ただ、どれだけ対策を徹底しても、世界で28万7000人の社員一人ひとりの行動を縛るのはできない。端的な例が転職だ。

「勤務地=中国内陸部、応募要件=ディスプレー関連企業出身者」――。韓国の求人サイトには、こんな文言が並ぶ。なかには「S社L社優遇」といった文言もある。Sはサムスン、L社はLGを指す。「3年間、年俸3倍」といった厚待遇で引き抜かれるケースも少なくない。激しい出世競争に脱落した技術者らを狙ってのスカウトも横行する。

中国最大手のパネルメーカー、京東方科技集団(BOE)内部の技術者によると、同社の工場や研究所には計120人ほどの韓国人が在籍する。サムスン出身の技術者も50人程度が加わっており、米アップル向けの有機ELパネル開発を主導する。彼らの多くが15〜16年の業績不振時にサムスンを去った技術者たちだという。

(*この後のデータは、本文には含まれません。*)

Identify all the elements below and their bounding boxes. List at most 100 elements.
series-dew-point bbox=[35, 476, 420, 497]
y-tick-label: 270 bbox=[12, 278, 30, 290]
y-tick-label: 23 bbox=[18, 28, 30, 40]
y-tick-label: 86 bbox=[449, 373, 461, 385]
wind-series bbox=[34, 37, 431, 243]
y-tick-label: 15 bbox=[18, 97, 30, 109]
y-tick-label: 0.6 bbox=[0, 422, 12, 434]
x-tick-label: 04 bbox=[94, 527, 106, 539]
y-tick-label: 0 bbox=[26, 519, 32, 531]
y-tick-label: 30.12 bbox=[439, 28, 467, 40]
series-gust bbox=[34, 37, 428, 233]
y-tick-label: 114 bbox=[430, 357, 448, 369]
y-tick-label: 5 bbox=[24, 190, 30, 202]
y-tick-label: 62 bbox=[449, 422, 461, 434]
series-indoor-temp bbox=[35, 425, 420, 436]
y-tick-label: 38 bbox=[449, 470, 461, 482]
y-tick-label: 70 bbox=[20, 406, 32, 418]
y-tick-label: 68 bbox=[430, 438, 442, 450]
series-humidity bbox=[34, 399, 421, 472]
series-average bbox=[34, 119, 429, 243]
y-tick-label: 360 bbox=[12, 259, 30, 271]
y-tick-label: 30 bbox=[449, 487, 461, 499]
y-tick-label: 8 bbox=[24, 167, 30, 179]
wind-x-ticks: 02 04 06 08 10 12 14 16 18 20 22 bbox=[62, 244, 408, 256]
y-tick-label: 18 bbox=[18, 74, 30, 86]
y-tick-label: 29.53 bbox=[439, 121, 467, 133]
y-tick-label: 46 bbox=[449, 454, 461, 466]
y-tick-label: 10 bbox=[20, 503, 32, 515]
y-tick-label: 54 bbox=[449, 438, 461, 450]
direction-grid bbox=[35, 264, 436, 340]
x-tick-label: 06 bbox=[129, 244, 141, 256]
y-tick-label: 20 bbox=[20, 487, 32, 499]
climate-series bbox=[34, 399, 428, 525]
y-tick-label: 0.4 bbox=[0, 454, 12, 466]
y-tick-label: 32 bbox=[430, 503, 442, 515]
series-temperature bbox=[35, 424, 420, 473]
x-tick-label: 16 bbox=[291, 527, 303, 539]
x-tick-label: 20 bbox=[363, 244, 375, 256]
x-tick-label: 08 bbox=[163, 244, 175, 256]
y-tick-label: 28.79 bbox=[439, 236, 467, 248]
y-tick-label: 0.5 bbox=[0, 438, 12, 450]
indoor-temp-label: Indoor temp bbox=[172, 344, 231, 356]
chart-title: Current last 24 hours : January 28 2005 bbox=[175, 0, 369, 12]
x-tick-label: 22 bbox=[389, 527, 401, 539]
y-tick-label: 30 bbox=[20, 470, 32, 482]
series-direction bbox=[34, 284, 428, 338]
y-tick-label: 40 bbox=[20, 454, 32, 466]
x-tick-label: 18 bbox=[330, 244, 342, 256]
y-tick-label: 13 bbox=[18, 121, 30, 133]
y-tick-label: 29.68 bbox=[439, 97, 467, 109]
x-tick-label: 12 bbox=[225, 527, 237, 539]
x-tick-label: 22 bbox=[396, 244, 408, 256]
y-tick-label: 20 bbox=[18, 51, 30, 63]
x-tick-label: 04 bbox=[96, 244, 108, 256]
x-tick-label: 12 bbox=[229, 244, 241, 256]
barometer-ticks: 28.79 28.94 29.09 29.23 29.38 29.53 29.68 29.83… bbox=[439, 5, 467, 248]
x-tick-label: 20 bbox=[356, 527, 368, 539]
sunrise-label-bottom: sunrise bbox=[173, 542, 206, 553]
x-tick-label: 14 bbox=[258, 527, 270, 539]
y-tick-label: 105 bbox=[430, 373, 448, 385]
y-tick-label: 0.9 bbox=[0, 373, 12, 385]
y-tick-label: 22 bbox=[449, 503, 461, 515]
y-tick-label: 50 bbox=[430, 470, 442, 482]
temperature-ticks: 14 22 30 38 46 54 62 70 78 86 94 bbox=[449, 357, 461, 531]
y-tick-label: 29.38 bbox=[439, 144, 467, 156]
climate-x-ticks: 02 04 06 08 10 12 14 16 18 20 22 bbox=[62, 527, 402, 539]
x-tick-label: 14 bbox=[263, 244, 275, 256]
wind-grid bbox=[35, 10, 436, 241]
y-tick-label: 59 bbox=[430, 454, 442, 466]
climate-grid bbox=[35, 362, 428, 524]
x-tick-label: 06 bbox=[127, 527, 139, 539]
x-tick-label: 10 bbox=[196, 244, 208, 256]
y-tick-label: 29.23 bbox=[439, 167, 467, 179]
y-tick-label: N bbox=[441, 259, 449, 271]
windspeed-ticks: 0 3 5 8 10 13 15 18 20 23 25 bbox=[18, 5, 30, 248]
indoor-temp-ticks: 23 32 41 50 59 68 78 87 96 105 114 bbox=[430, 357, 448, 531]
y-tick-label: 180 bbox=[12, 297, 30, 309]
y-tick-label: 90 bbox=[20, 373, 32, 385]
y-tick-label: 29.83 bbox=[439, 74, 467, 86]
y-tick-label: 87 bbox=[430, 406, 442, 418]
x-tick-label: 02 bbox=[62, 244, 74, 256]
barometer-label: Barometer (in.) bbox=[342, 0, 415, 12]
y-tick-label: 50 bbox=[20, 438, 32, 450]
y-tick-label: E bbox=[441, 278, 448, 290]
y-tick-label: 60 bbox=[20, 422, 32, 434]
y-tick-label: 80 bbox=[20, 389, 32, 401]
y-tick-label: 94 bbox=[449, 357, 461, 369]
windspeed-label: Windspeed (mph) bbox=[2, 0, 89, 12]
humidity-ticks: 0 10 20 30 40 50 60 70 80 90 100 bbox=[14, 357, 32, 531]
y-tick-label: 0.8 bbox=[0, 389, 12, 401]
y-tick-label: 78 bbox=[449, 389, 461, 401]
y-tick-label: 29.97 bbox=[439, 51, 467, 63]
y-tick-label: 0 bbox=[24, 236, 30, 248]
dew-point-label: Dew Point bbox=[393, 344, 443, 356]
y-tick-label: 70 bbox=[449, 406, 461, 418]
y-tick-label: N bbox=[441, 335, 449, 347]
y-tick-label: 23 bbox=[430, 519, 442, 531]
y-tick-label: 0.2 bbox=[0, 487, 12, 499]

その結果、BOEの成都工場には、韓国・牙山(アサン)市のサムスンディスプレー主力工場と同じ「コピーライン」が並ぶ。中国政府の補助金を使って買い集めた日本製の装置も多い。現在はiPhone向けの有機ELパネルの量産準備を進めており、本家サムスンのシェアを脅かす存在となっている。